Double digit recognition
Hi,
I would deeply appreciate a high-level input on how to go about digit recognition for my dataset.
Below are two images from the dataset.
The numbers shift on the image when they go from single do double-digit, so I cannot simply crop each number by hardcoding its coordinates.
Therefore I need to:
- To isolate each number
- Pass each number for recognition.
What would be the right approach for 1. and 2. for this dataset?
Thanks!
what did you try, on your own, already ?
Hi @berak,
I did try tesseract but it is not working well (can't restrain it to only digits). Also, I am thinking there must be a simpler solution to this dataset.
I am thinking of cv2.findCountours to isolate the digits so I can pass them to a classifier.
When it comes to classifiers I am familiar with NN variants (trained on handwritten digits). So one way is to take a trained NN and finetune it to this data. I am also thinking about is KNN (nearest neighbor).
Generally, I am looking for advice which classifiers would make sense for this dataset.

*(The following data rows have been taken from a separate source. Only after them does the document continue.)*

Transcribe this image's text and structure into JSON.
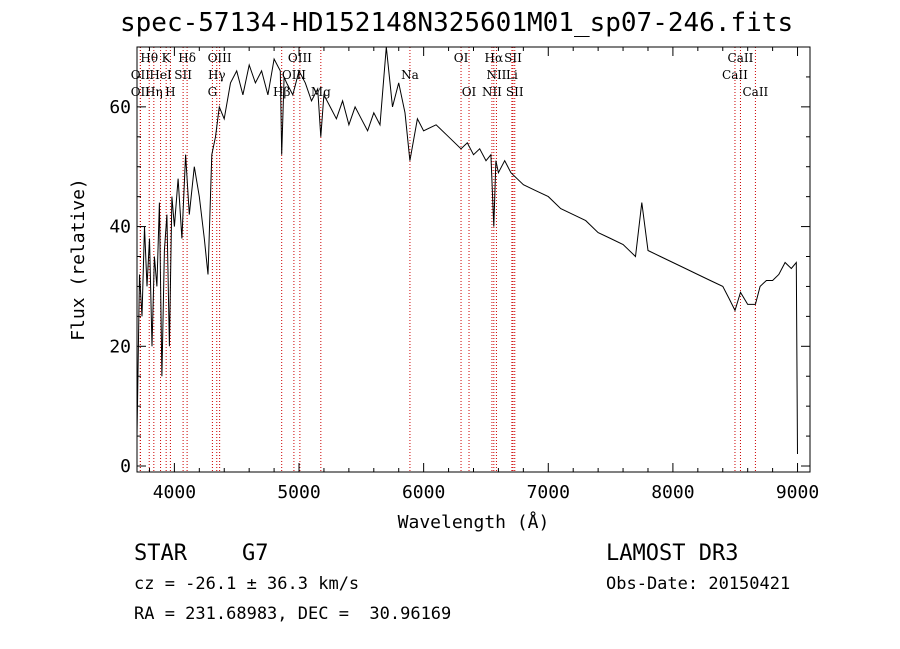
{
  "chart_data": {
    "type": "line",
    "title": "spec-57134-HD152148N325601M01_sp07-246.fits",
    "xlabel": "Wavelength (Å)",
    "ylabel": "Flux (relative)",
    "xlim": [
      3700,
      9100
    ],
    "ylim": [
      -1,
      70
    ],
    "xticks": [
      4000,
      5000,
      6000,
      7000,
      8000,
      9000
    ],
    "yticks": [
      0,
      20,
      40,
      60
    ],
    "grid": false,
    "series": [
      {
        "name": "spectrum",
        "x": [
          3700,
          3720,
          3740,
          3760,
          3780,
          3800,
          3820,
          3840,
          3860,
          3880,
          3900,
          3920,
          3940,
          3960,
          3980,
          4000,
          4030,
          4060,
          4090,
          4120,
          4160,
          4200,
          4240,
          4270,
          4300,
          4330,
          4360,
          4400,
          4450,
          4500,
          4550,
          4600,
          4650,
          4700,
          4750,
          4800,
          4850,
          4861,
          4880,
          4900,
          4950,
          5000,
          5050,
          5100,
          5150,
          5175,
          5200,
          5250,
          5300,
          5350,
          5400,
          5450,
          5500,
          5550,
          5600,
          5650,
          5700,
          5750,
          5800,
          5850,
          5890,
          5950,
          6000,
          6100,
          6200,
          6300,
          6350,
          6400,
          6450,
          6500,
          6540,
          6563,
          6580,
          6600,
          6650,
          6700,
          6750,
          6800,
          6900,
          7000,
          7100,
          7200,
          7300,
          7400,
          7500,
          7600,
          7700,
          7750,
          7800,
          7900,
          8000,
          8100,
          8200,
          8300,
          8400,
          8450,
          8498,
          8542,
          8600,
          8662,
          8700,
          8750,
          8800,
          8850,
          8900,
          8950,
          8990,
          9000
        ],
        "values": [
          5,
          32,
          25,
          40,
          30,
          38,
          20,
          35,
          30,
          44,
          15,
          36,
          42,
          20,
          45,
          40,
          48,
          38,
          52,
          42,
          50,
          45,
          38,
          32,
          52,
          55,
          60,
          58,
          64,
          66,
          62,
          67,
          64,
          66,
          62,
          68,
          66,
          52,
          65,
          64,
          62,
          66,
          64,
          61,
          63,
          55,
          62,
          60,
          58,
          61,
          57,
          60,
          58,
          56,
          59,
          57,
          70,
          60,
          64,
          59,
          51,
          58,
          56,
          57,
          55,
          53,
          54,
          52,
          53,
          51,
          52,
          40,
          51,
          49,
          51,
          49,
          48,
          47,
          46,
          45,
          43,
          42,
          41,
          39,
          38,
          37,
          35,
          44,
          36,
          35,
          34,
          33,
          32,
          31,
          30,
          28,
          26,
          29,
          27,
          27,
          30,
          31,
          31,
          32,
          34,
          33,
          34,
          2
        ]
      }
    ],
    "lines": [
      {
        "label": "Hθ",
        "x": 3798,
        "row": 1
      },
      {
        "label": "K",
        "x": 3934,
        "row": 1
      },
      {
        "label": "Hδ",
        "x": 4102,
        "row": 1
      },
      {
        "label": "OIII",
        "x": 4363,
        "row": 1
      },
      {
        "label": "OIII",
        "x": 5007,
        "row": 1
      },
      {
        "label": "OI",
        "x": 6300,
        "row": 1
      },
      {
        "label": "Hα",
        "x": 6563,
        "row": 1
      },
      {
        "label": "SII",
        "x": 6717,
        "row": 1
      },
      {
        "label": "CaII",
        "x": 8542,
        "row": 1
      },
      {
        "label": "OII",
        "x": 3727,
        "row": 2
      },
      {
        "label": "HeI",
        "x": 3889,
        "row": 2
      },
      {
        "label": "SII",
        "x": 4070,
        "row": 2
      },
      {
        "label": "Hγ",
        "x": 4340,
        "row": 2
      },
      {
        "label": "OIII",
        "x": 4959,
        "row": 2
      },
      {
        "label": "Na",
        "x": 5890,
        "row": 2
      },
      {
        "label": "NII",
        "x": 6584,
        "row": 2
      },
      {
        "label": "Li",
        "x": 6708,
        "row": 2
      },
      {
        "label": "CaII",
        "x": 8498,
        "row": 2
      },
      {
        "label": "OII",
        "x": 3727,
        "row": 3
      },
      {
        "label": "Hη",
        "x": 3835,
        "row": 3
      },
      {
        "label": "H",
        "x": 3968,
        "row": 3
      },
      {
        "label": "G",
        "x": 4305,
        "row": 3
      },
      {
        "label": "Hβ",
        "x": 4861,
        "row": 3
      },
      {
        "label": "Mg",
        "x": 5175,
        "row": 3
      },
      {
        "label": "OI",
        "x": 6364,
        "row": 3
      },
      {
        "label": "NII",
        "x": 6548,
        "row": 3
      },
      {
        "label": "SII",
        "x": 6731,
        "row": 3
      },
      {
        "label": "CaII",
        "x": 8662,
        "row": 3
      }
    ],
    "colors": {
      "spectrum": "#000000",
      "lines": "#cc0000",
      "axes": "#000000"
    }
  },
  "info": {
    "object_class": "STAR",
    "subclass": "G7",
    "survey": "LAMOST DR3",
    "cz": "cz = -26.1 ± 36.3 km/s",
    "obs_date": "Obs-Date: 20150421",
    "radec": "RA = 231.68983, DEC =  30.96169"
  }
}
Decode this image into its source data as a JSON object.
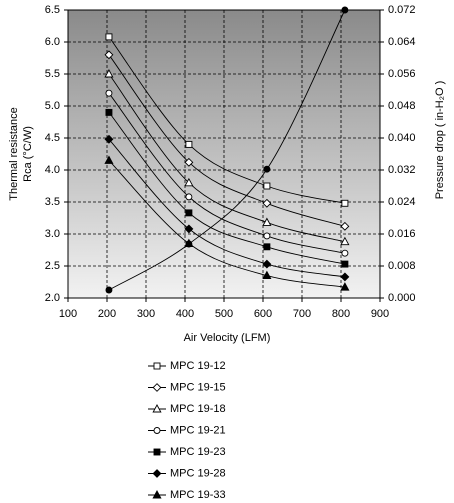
{
  "chart_data": {
    "type": "line",
    "xlabel": "Air Velocity (LFM)",
    "ylabel": [
      "Thermal resistance",
      "Rca (°C/W)"
    ],
    "y2label": "Pressure drop ( in-H₂O )",
    "x": [
      205,
      410,
      610,
      810
    ],
    "xlim": [
      100,
      900
    ],
    "xticks": [
      100,
      200,
      300,
      400,
      500,
      600,
      700,
      800,
      900
    ],
    "ylim": [
      2,
      6.5
    ],
    "yticks": [
      {
        "value": 2,
        "label": "2.0"
      },
      2.5,
      {
        "value": 3,
        "label": "3.0"
      },
      3.5,
      {
        "value": 4,
        "label": "4.0"
      },
      4.5,
      {
        "value": 5,
        "label": "5.0"
      },
      5.5,
      {
        "value": 6,
        "label": "6.0"
      },
      6.5
    ],
    "y2lim": [
      0,
      0.072
    ],
    "y2ticks": [
      {
        "value": 0,
        "label": "0.000"
      },
      0.008,
      0.016,
      0.024,
      0.032,
      {
        "value": 0.04,
        "label": "0.040"
      },
      0.048,
      0.056,
      0.064,
      0.072
    ],
    "grid": true,
    "series": [
      {
        "name": "MPC 19-12",
        "marker": "square-open",
        "color": "#000000",
        "values": [
          6.08,
          4.4,
          3.75,
          3.48
        ]
      },
      {
        "name": "MPC 19-15",
        "marker": "diamond-open",
        "color": "#000000",
        "values": [
          5.8,
          4.12,
          3.48,
          3.12
        ]
      },
      {
        "name": "MPC 19-18",
        "marker": "triangle-open",
        "color": "#000000",
        "values": [
          5.5,
          3.8,
          3.18,
          2.88
        ]
      },
      {
        "name": "MPC 19-21",
        "marker": "circle-open",
        "color": "#000000",
        "values": [
          5.2,
          3.58,
          2.97,
          2.7
        ]
      },
      {
        "name": "MPC 19-23",
        "marker": "square",
        "color": "#000000",
        "values": [
          4.9,
          3.33,
          2.8,
          2.53
        ]
      },
      {
        "name": "MPC 19-28",
        "marker": "diamond",
        "color": "#000000",
        "values": [
          4.48,
          3.08,
          2.53,
          2.33
        ]
      },
      {
        "name": "MPC 19-33",
        "marker": "triangle",
        "color": "#000000",
        "values": [
          4.15,
          2.85,
          2.35,
          2.17
        ]
      },
      {
        "marker": "circle",
        "color": "#000000",
        "axis": "y2",
        "values": [
          0.002,
          0.0135,
          0.0322,
          0.072
        ]
      }
    ]
  }
}
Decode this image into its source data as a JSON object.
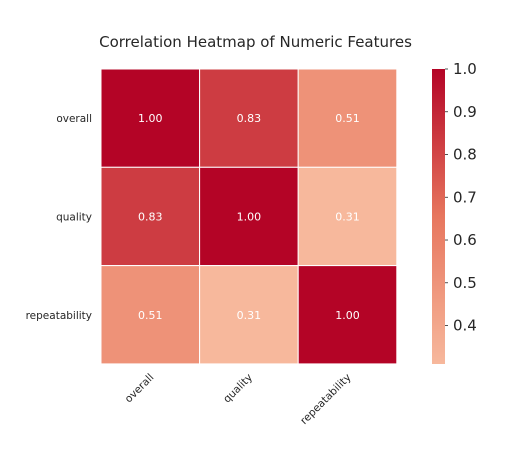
{
  "chart_data": {
    "type": "heatmap",
    "title": "Correlation Heatmap of Numeric Features",
    "rows": [
      "overall",
      "quality",
      "repeatability"
    ],
    "columns": [
      "overall",
      "quality",
      "repeatability"
    ],
    "values": [
      [
        1.0,
        0.83,
        0.51
      ],
      [
        0.83,
        1.0,
        0.31
      ],
      [
        0.51,
        0.31,
        1.0
      ]
    ],
    "cell_labels": [
      [
        "1.00",
        "0.83",
        "0.51"
      ],
      [
        "0.83",
        "1.00",
        "0.31"
      ],
      [
        "0.51",
        "0.31",
        "1.00"
      ]
    ],
    "colorbar": {
      "range": [
        0.31,
        1.0
      ],
      "ticks": [
        0.4,
        0.5,
        0.6,
        0.7,
        0.8,
        0.9,
        1.0
      ],
      "tick_labels": [
        "0.4",
        "0.5",
        "0.6",
        "0.7",
        "0.8",
        "0.9",
        "1.0"
      ],
      "colors": {
        "low": "#f7b89c",
        "mid": "#e7765e",
        "high": "#b40426"
      }
    },
    "colormap": "coolwarm (upper half)",
    "x_tick_rotation": "45deg",
    "grid": false
  }
}
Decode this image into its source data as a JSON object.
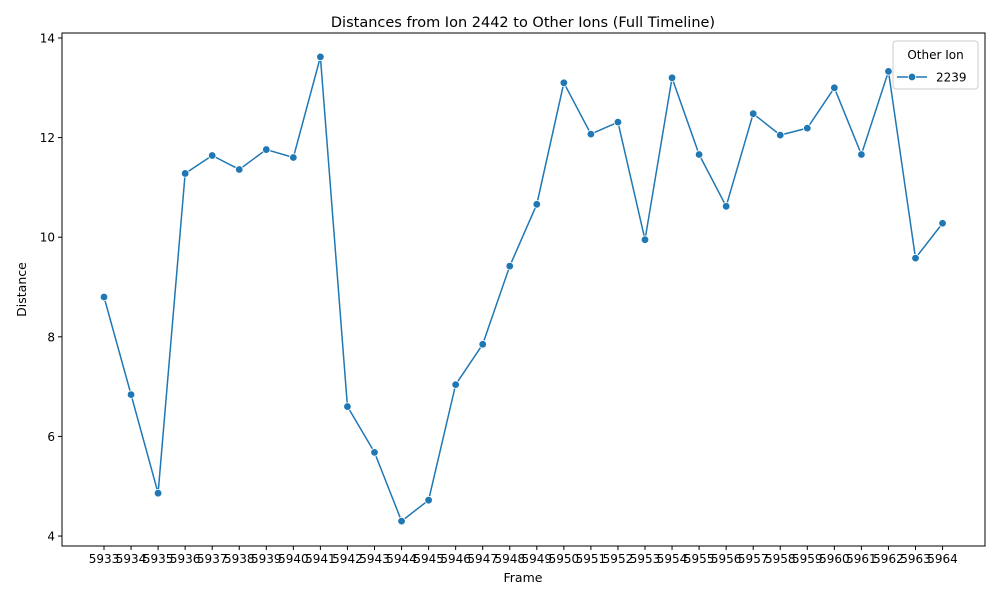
{
  "chart_data": {
    "type": "line",
    "title": "Distances from Ion 2442 to Other Ions (Full Timeline)",
    "xlabel": "Frame",
    "ylabel": "Distance",
    "x": [
      "5933",
      "5934",
      "5935",
      "5936",
      "5937",
      "5938",
      "5939",
      "5940",
      "5941",
      "5942",
      "5943",
      "5944",
      "5945",
      "5946",
      "5947",
      "5948",
      "5949",
      "5950",
      "5951",
      "5952",
      "5953",
      "5954",
      "5955",
      "5956",
      "5957",
      "5958",
      "5959",
      "5960",
      "5961",
      "5962",
      "5963",
      "5964"
    ],
    "ylim": [
      3.8,
      14.1
    ],
    "yticks": [
      4,
      6,
      8,
      10,
      12,
      14
    ],
    "ytick_labels": [
      "4",
      "6",
      "8",
      "10",
      "12",
      "14"
    ],
    "grid": false,
    "legend": {
      "title": "Other Ion",
      "placement": "top-right"
    },
    "series": [
      {
        "name": "2239",
        "color": "#1f77b4",
        "marker": "circle",
        "values": [
          8.8,
          6.84,
          4.86,
          11.28,
          11.64,
          11.36,
          11.76,
          11.6,
          13.62,
          6.6,
          5.68,
          4.3,
          4.72,
          7.04,
          7.85,
          9.42,
          10.66,
          13.1,
          12.07,
          12.31,
          9.95,
          13.2,
          11.66,
          10.62,
          12.48,
          12.05,
          12.19,
          13.0,
          11.66,
          13.33,
          9.58,
          10.28
        ]
      }
    ]
  }
}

Then I'll compare them and pick the fastest. Accuracy should be 100%. Thanks.
I find recently people in the forum like to use tesseract. Why would people tend to choose this method these days?
as far as I am aware, outside of building your own OCR classifier, there really is not that many options for opensource OCRs. you can either use tesseract (and its been upgraded with newer LSTM based algorithms) or use services such as amazon rekongiton,...
If the digits don't vary too much in scale or rotation, we find template matching to work well.